Vortrag am Mittwoch, dem 25. Mai 2005 im Collegium Alexandrinum

 

Ort: Aula im Schloß, Schloßplatz 4, Erlangen

Zeit: 20.15 Uhr



Sind Städte planbar? Süddeutsche Reichs- und Residenzstädte der Frühmoderne im Aufriß

 

 

Prof. Dr. Wolfgang Wüst

 

Lehrstuhl für Bayerische und Fränkische Landesgeschichte

Institut für Geschichte

Universität Erlangen-Nürnberg

Kochstr. 4

91054 Erlangen

 

Süddeutschland ist durch die Entwicklung seiner weit über die Grenzen der Region hinaus bekannten Reichs- und Residenzstädte, aber auch durch die Vielzahl seiner sich wie ein Spinnennetz in der Landschaft festgesetzten kleineren Städte und Märkte zu einer Städtelandschaft in Mitteleuropa geworden, wie sie in dieser Dichte lediglich im oberitalienischen und niederländischen Raum ihresgleichen fand.

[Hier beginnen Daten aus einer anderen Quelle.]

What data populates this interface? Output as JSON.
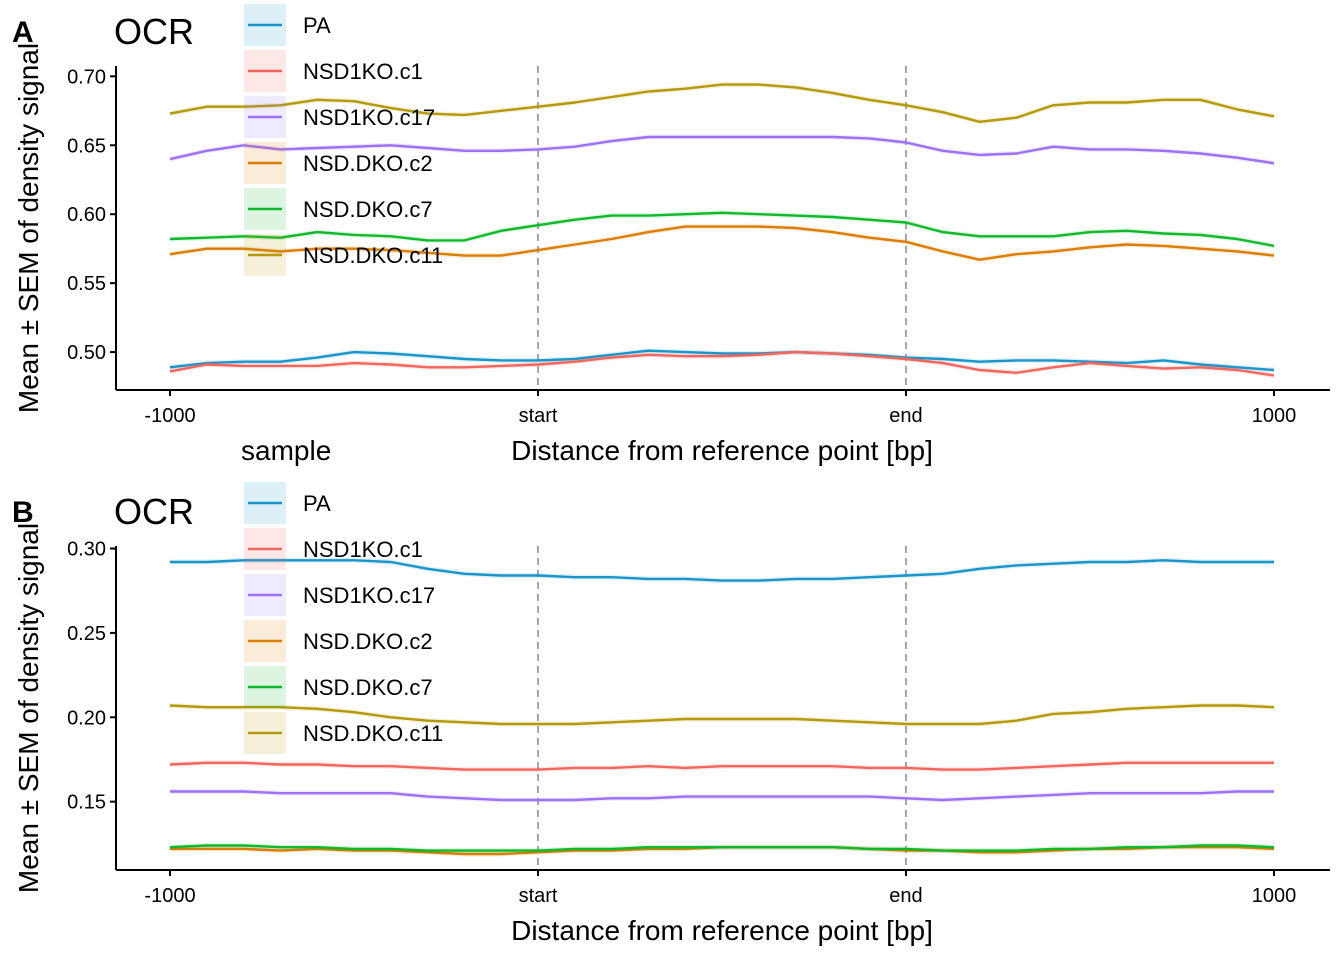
{
  "colors": {
    "PA": "#1A95CA",
    "NSD1KO.c1": "#F2665D",
    "NSD1KO.c17": "#9D70F7",
    "NSD.DKO.c2": "#DB7D00",
    "NSD.DKO.c7": "#11B82C",
    "NSD.DKO.c11": "#B4990A",
    "axis": "#000000",
    "refline": "#A6A6A6"
  },
  "legend_title": "sample",
  "chart_data": [
    {
      "panel_label": "A",
      "type": "line",
      "title": "OCR",
      "xlabel": "Distance from reference point [bp]",
      "ylabel": "Mean ± SEM of density signal",
      "xlim": [
        -1000,
        1000
      ],
      "ylim": [
        0.4725,
        0.7075
      ],
      "x_ticks": [
        -1000,
        -333.3,
        333.3,
        1000
      ],
      "x_tick_labels": [
        "-1000",
        "start",
        "end",
        "1000"
      ],
      "y_ticks": [
        0.5,
        0.55,
        0.6,
        0.65,
        0.7
      ],
      "y_tick_labels": [
        "0.50",
        "0.55",
        "0.60",
        "0.65",
        "0.70"
      ],
      "reference_lines": [
        -333.3,
        333.3
      ],
      "legend": "top-left",
      "x": [
        -1000,
        -933.3,
        -866.7,
        -800,
        -733.3,
        -666.7,
        -600,
        -533.3,
        -466.7,
        -400,
        -333.3,
        -266.7,
        -200,
        -133.3,
        -66.7,
        0,
        66.7,
        133.3,
        200,
        266.7,
        333.3,
        400,
        466.7,
        533.3,
        600,
        666.7,
        733.3,
        800,
        866.7,
        933.3,
        1000
      ],
      "series": [
        {
          "name": "PA",
          "values": [
            0.489,
            0.492,
            0.493,
            0.493,
            0.496,
            0.5,
            0.499,
            0.497,
            0.495,
            0.494,
            0.494,
            0.495,
            0.498,
            0.501,
            0.5,
            0.499,
            0.499,
            0.5,
            0.499,
            0.498,
            0.496,
            0.495,
            0.493,
            0.494,
            0.494,
            0.493,
            0.492,
            0.494,
            0.491,
            0.489,
            0.487
          ]
        },
        {
          "name": "NSD1KO.c1",
          "values": [
            0.486,
            0.491,
            0.49,
            0.49,
            0.49,
            0.492,
            0.491,
            0.489,
            0.489,
            0.49,
            0.491,
            0.493,
            0.496,
            0.498,
            0.497,
            0.497,
            0.498,
            0.5,
            0.499,
            0.497,
            0.495,
            0.492,
            0.487,
            0.485,
            0.489,
            0.492,
            0.49,
            0.488,
            0.489,
            0.487,
            0.483
          ]
        },
        {
          "name": "NSD1KO.c17",
          "values": [
            0.64,
            0.646,
            0.65,
            0.647,
            0.648,
            0.649,
            0.65,
            0.648,
            0.646,
            0.646,
            0.647,
            0.649,
            0.653,
            0.656,
            0.656,
            0.656,
            0.656,
            0.656,
            0.656,
            0.655,
            0.652,
            0.646,
            0.643,
            0.644,
            0.649,
            0.647,
            0.647,
            0.646,
            0.644,
            0.641,
            0.637
          ]
        },
        {
          "name": "NSD.DKO.c2",
          "values": [
            0.571,
            0.575,
            0.575,
            0.573,
            0.575,
            0.575,
            0.574,
            0.572,
            0.57,
            0.57,
            0.574,
            0.578,
            0.582,
            0.587,
            0.591,
            0.591,
            0.591,
            0.59,
            0.587,
            0.583,
            0.58,
            0.573,
            0.567,
            0.571,
            0.573,
            0.576,
            0.578,
            0.577,
            0.575,
            0.573,
            0.57
          ]
        },
        {
          "name": "NSD.DKO.c7",
          "values": [
            0.582,
            0.583,
            0.584,
            0.583,
            0.587,
            0.585,
            0.584,
            0.581,
            0.581,
            0.588,
            0.592,
            0.596,
            0.599,
            0.599,
            0.6,
            0.601,
            0.6,
            0.599,
            0.598,
            0.596,
            0.594,
            0.587,
            0.584,
            0.584,
            0.584,
            0.587,
            0.588,
            0.586,
            0.585,
            0.582,
            0.577
          ]
        },
        {
          "name": "NSD.DKO.c11",
          "values": [
            0.673,
            0.678,
            0.678,
            0.679,
            0.683,
            0.682,
            0.677,
            0.673,
            0.672,
            0.675,
            0.678,
            0.681,
            0.685,
            0.689,
            0.691,
            0.694,
            0.694,
            0.692,
            0.688,
            0.683,
            0.679,
            0.674,
            0.667,
            0.67,
            0.679,
            0.681,
            0.681,
            0.683,
            0.683,
            0.676,
            0.671
          ]
        }
      ]
    },
    {
      "panel_label": "B",
      "type": "line",
      "title": "OCR",
      "xlabel": "Distance from reference point [bp]",
      "ylabel": "Mean ± SEM of density signal",
      "xlim": [
        -1000,
        1000
      ],
      "ylim": [
        0.1095,
        0.3015
      ],
      "x_ticks": [
        -1000,
        -333.3,
        333.3,
        1000
      ],
      "x_tick_labels": [
        "-1000",
        "start",
        "end",
        "1000"
      ],
      "y_ticks": [
        0.15,
        0.2,
        0.25,
        0.3
      ],
      "y_tick_labels": [
        "0.15",
        "0.20",
        "0.25",
        "0.30"
      ],
      "reference_lines": [
        -333.3,
        333.3
      ],
      "legend": "top-left",
      "x": [
        -1000,
        -933.3,
        -866.7,
        -800,
        -733.3,
        -666.7,
        -600,
        -533.3,
        -466.7,
        -400,
        -333.3,
        -266.7,
        -200,
        -133.3,
        -66.7,
        0,
        66.7,
        133.3,
        200,
        266.7,
        333.3,
        400,
        466.7,
        533.3,
        600,
        666.7,
        733.3,
        800,
        866.7,
        933.3,
        1000
      ],
      "series": [
        {
          "name": "PA",
          "values": [
            0.292,
            0.292,
            0.293,
            0.293,
            0.293,
            0.293,
            0.292,
            0.288,
            0.285,
            0.284,
            0.284,
            0.283,
            0.283,
            0.282,
            0.282,
            0.281,
            0.281,
            0.282,
            0.282,
            0.283,
            0.284,
            0.285,
            0.288,
            0.29,
            0.291,
            0.292,
            0.292,
            0.293,
            0.292,
            0.292,
            0.292
          ]
        },
        {
          "name": "NSD1KO.c1",
          "values": [
            0.172,
            0.173,
            0.173,
            0.172,
            0.172,
            0.171,
            0.171,
            0.17,
            0.169,
            0.169,
            0.169,
            0.17,
            0.17,
            0.171,
            0.17,
            0.171,
            0.171,
            0.171,
            0.171,
            0.17,
            0.17,
            0.169,
            0.169,
            0.17,
            0.171,
            0.172,
            0.173,
            0.173,
            0.173,
            0.173,
            0.173
          ]
        },
        {
          "name": "NSD1KO.c17",
          "values": [
            0.156,
            0.156,
            0.156,
            0.155,
            0.155,
            0.155,
            0.155,
            0.153,
            0.152,
            0.151,
            0.151,
            0.151,
            0.152,
            0.152,
            0.153,
            0.153,
            0.153,
            0.153,
            0.153,
            0.153,
            0.152,
            0.151,
            0.152,
            0.153,
            0.154,
            0.155,
            0.155,
            0.155,
            0.155,
            0.156,
            0.156
          ]
        },
        {
          "name": "NSD.DKO.c2",
          "values": [
            0.122,
            0.122,
            0.122,
            0.121,
            0.122,
            0.121,
            0.121,
            0.12,
            0.119,
            0.119,
            0.12,
            0.121,
            0.121,
            0.122,
            0.122,
            0.123,
            0.123,
            0.123,
            0.123,
            0.122,
            0.121,
            0.121,
            0.12,
            0.12,
            0.121,
            0.122,
            0.122,
            0.123,
            0.123,
            0.123,
            0.122
          ]
        },
        {
          "name": "NSD.DKO.c7",
          "values": [
            0.123,
            0.124,
            0.124,
            0.123,
            0.123,
            0.122,
            0.122,
            0.121,
            0.121,
            0.121,
            0.121,
            0.122,
            0.122,
            0.123,
            0.123,
            0.123,
            0.123,
            0.123,
            0.123,
            0.122,
            0.122,
            0.121,
            0.121,
            0.121,
            0.122,
            0.122,
            0.123,
            0.123,
            0.124,
            0.124,
            0.123
          ]
        },
        {
          "name": "NSD.DKO.c11",
          "values": [
            0.207,
            0.206,
            0.206,
            0.206,
            0.205,
            0.203,
            0.2,
            0.198,
            0.197,
            0.196,
            0.196,
            0.196,
            0.197,
            0.198,
            0.199,
            0.199,
            0.199,
            0.199,
            0.198,
            0.197,
            0.196,
            0.196,
            0.196,
            0.198,
            0.202,
            0.203,
            0.205,
            0.206,
            0.207,
            0.207,
            0.206
          ]
        }
      ]
    }
  ]
}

Wer einerseits die Stadtsilhouette einer gewachsenen mittelalterlichen Reichsstadt wie die Rothenburgs ob der Tauber, Nürnbergs, Weißenburgs oder Nördlingens betrachtet, in der kein Winkel, kein Haus, kein Türeingang und erst recht kein Platz dem anderen zu gleichen scheint, und wer sich andererseits in frühmodernen Planstädten und den Abbildern idealtypischer Utopien umsieht, fragt sich völlig zurecht, wie und ob Städte insgesamt planbar waren und welche graduellen Unterschiede wir auf der Zeitreise in die Utopia erkennen können. Letztere schien sich zu manifestieren in der 1686 geplanten Stadterweiterung Ansbachs, in Bruchsal, wo die Stadtkirche zur neuen, nördlich der Stadt gelegenen Residenz seit Kardinal Damian Hugo von Schönborn in den 1720er Jahren über eine verbindende Querachse die planerischen Koordinaten bot, in Freudenstadt, Erlangen, Ludwigsburg, Mannheim, Rastatt oder Karlsruhe, wo offenbar alles auf dem planerischen Reißbrett der Baumeister und fürstlichen Städtegründer entworfen wurde, in der erdrückenden Gleichung der Baustrukturen sowie in den häufig anspruchslosen, weil ohne Fundamente ausgestalteten Musterhaussiedlungen der Gründerzeit. Das Ende vom Mythos gewachsener Städte, wie Klaus Humpert und Martin Schenk annahmen, ist damit freilich noch nicht in Sicht. Im Gegenteil weisen „gewachsene“ Städte sehr viel mehr Planung auf als häufig angenommen, auch wenn sie wie Kempten ein ausgesprochenes Doppelleben führten oder wenn sie wie Regensburg mit Bischofssitz, Pfalz, reichsunmittelbaren Klöstern und Stiften eine polyzentrale Topographie zeigten. Und „geplante“ urbane Strukturen ertrugen mehr, bisweilen auch unkoordiniertes Wachsen als es prima vista vielleicht den Anschein hat.

*

Die Frage, ob Städte planbar sind, begleitet uns also durch den heutigen Abendvortrag. Symmetrie, Zentrierung und Geometrie, quadratische oder rechteckige Märkte, mühlbrettartig oder karreeförmig angeordnete Häuserzeilen, radialförmig wie Jagdsterne zulaufende Straßenzüge, Türme und Obelisken als architektonische Fixpunkte oder sieben- und mehreckige Festungsanlagen beherrschten das Bild und ließen Stadtreisende erstaunen. Es geht um die Nahtstellen zwischen städtischer Architektur, Bausubstanz, Haus- und Platzgestaltung mit und ohne dekretierter Planung. Die urbane Gesetzesmaschine, angestoßen gleichermaßen durch Räte, Bürger, Handels- und Kaufleute sowie bestellter Baumeister, ist die eine, die normative, die „spielerische“ oder die auszuführende Seite des Themas – sie ist einmal zu Papier, Leinwand oder Pergament gebracht von oft langer Dauer und großem Einfluss gewesen. Der städtische Bauzustand ist die andere, die ausgeführte und die alltagsbezogene Seite unseres Anliegens – diese ist zwar substantiell und zu Stein geworden, doch keineswegs immer auf Ewigkeit zementiert.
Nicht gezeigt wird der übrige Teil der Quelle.